If you love someone, you’re probably willing to share spit with them. Whether it’s splitting an ice cream cone with your child or kissing your partner, we don’t mind trading a few germs with the people we hold dear. A new study reveals even 8-month-old children get the gist. When they see puppets or cartoon characters swapping saliva, they’re able to infer that those individuals are the most closely bonded.
“This is a stunning set of really beautiful studies,” says Lotte Thomsen, a psychologist at the University of Oslo who was not involved in the work. “The field has waited a long time for this evidence.”
Humans manage a dizzying number and variety of relationships. To survive and thrive, young children need to identify the “thickest” of these connections—the people who will nurture and safeguard them, at any personal cost. Yet when and how children master this knowledge has long puzzled scientists.
Ashley Thomas, a psychology postdoctoral researcher at the Massachusetts Institute of Technology, thought long-standing anthropology research held a clue: Studies of cultures around the world have shown people with the most intimate bonds freely share spit and other bodily fluids. She suspected young children might be picking up on the significance of these exchanges. But testing spit spreading proved hard during the COVID-19 pandemic. So she and colleagues recruited nearly 400 youngsters over Zoom, with some help from their guardians.
In the first experiment, the team asked 5- to 7-year-olds to view a series of cartoon slides featuring a child standing in a grassy field. In some cases, she was drinking from a straw in a juice box or eating ice cream; in others, she was holding a jump rope or other toy. In a second panel, a family member and a teacher or friend joined the scene. When asked who the cartoon child should share her spitty items with, volunteers picked the family member over the nonrelative 74% of the time; with nonspitty items, the volunteers were no more likely to pick the family than the nonfamily member, the team reports today in Science.

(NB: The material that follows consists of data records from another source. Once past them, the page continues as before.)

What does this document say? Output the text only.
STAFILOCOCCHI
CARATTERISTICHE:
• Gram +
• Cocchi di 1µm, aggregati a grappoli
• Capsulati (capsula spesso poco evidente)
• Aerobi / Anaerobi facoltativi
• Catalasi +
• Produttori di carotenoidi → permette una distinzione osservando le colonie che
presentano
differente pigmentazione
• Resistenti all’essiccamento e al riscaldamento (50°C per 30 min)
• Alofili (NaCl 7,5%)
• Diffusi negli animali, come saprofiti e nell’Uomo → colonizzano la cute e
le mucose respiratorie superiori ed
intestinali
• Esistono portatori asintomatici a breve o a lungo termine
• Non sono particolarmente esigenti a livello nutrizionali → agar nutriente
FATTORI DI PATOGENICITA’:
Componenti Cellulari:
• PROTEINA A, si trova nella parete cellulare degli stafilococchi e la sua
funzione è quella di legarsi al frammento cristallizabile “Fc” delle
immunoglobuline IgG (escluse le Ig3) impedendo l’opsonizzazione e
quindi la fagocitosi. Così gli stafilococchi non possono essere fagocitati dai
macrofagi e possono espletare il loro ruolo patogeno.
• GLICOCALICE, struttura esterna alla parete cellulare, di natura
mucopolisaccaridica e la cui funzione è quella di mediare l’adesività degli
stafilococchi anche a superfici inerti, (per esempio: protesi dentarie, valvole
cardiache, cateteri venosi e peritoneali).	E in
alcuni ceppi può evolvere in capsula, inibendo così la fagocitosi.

A second group of tests involved even younger participants—toddlers and infants ranging from 8 to 19 months. Here, the researchers showed the children a video of a shaggy blue puppet sharing an orange slice with one human and rolling a ball with another. The puppet then suddenly wailed and crumpled in distress. About 80% of the participants looked at the human who had shared spit with the puppet—presumably expecting this person to comfort the monster. Because the sessions were recorded on Zoom, researchers could see where the childrens’ gazes fell. The effect also held for other saliva-swapping interactions that don’t involve the already intimate act of sharing food, such as when the human put her finger in the puppet’s mouth.
“The fact that they found such beautiful results over Zoom … is remarkable and suggests that the cues that infants are picking up on are not at all subtle to them,” says Kiley Hamlin, a University of British Columbia, Vancouver, psychologist who studies infant cognition but was not involved in this research. “Infants are so keyed into features of their social world that might be important to their everyday lives, might be important ultimately to their survival.”
The study is “a big step in this new science of what preverbal infants already know about human sociality,” says Alan Fiske, a psychological anthropologist at the University of California, Los Angeles, who first hypothesized the link between body fluid exchanges and close human ties. He points out, however, that these deep bonds can be inferred from other behaviors, such as sharing a bed, cuddling, and intimate touch. In other words, he says, spit sharing isn’t the only way babies know who loves them.